Dust pours down the back of any exposed necks, chests and into eyes. A hand gives us the signal to board and we move through the downdraft quickly, past the heat of the engines and into the relative quiet of the cabin. The engine's pitch roars and we watch the ground disappear. To our left, huge mountain ranges can be seen. To our right: desert. Apaches buzz around like lethal hornets, ready to sting anything that has a go.

As we descend, I lose sight of the mountains and we become surrounded by a desert moonscape. We arrive in Camp Bastion, one of the main operating bases for British forces in Afghanistan and home to some 4,000 troops. It is huge.

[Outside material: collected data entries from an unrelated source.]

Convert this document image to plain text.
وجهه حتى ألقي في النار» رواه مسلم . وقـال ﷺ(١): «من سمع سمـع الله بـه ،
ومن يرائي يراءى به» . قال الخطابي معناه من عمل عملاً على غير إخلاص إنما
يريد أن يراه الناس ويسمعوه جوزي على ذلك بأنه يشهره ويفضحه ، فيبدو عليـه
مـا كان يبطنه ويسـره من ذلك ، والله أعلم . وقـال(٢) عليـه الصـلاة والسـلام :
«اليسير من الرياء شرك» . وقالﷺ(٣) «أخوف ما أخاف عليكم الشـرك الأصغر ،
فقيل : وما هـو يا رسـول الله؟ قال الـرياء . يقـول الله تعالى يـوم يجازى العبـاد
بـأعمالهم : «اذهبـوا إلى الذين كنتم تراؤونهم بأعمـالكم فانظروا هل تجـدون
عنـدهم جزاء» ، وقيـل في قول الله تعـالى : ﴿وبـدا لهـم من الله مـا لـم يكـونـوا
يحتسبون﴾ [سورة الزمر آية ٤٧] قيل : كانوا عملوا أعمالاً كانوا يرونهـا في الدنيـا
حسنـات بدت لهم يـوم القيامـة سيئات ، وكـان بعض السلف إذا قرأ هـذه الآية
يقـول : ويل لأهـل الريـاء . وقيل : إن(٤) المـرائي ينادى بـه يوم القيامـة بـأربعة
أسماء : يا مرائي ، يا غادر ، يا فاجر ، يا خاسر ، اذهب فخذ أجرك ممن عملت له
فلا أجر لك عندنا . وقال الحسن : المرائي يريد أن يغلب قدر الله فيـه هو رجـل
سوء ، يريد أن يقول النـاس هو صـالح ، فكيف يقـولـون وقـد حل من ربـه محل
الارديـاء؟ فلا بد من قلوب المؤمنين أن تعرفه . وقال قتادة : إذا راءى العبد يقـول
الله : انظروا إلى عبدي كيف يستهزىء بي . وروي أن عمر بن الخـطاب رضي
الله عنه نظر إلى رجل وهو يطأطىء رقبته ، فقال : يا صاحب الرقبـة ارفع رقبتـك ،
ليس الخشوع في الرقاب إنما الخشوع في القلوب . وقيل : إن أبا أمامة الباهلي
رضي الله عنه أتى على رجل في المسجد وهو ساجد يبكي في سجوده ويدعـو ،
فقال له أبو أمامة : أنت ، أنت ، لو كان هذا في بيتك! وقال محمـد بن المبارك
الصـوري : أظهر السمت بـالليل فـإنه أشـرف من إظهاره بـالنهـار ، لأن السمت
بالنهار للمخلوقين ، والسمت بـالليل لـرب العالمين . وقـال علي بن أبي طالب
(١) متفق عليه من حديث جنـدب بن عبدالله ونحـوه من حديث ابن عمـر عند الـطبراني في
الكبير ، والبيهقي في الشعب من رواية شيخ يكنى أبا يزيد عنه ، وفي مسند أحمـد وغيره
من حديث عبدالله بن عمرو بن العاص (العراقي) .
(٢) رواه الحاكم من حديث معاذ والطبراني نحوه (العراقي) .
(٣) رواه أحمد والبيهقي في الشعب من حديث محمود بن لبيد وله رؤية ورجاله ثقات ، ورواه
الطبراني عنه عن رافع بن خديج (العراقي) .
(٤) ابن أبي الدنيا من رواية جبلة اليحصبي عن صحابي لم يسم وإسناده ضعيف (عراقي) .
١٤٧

A sprawling suburb of reinforced concrete walls, HQs, accommodation blocks and vehicle parks. It is in the middle of nowhere. We pack our kit for tomorrow's training, discuss how we will go about things with the corporals and sergeants, talk and joke with the soldiers and eventually get some sleep. During the night, the roar of aircraft and helicopter engines rolls through the desert like a ferocious thunderstorm. We sleep fitfully.

For the next three days and nights, we train hard. Storming purpose-built Afghan compounds. Breaking contact from ambushes. Casualty evacuations. Calling in air support. Spotting explosive devices in the ground.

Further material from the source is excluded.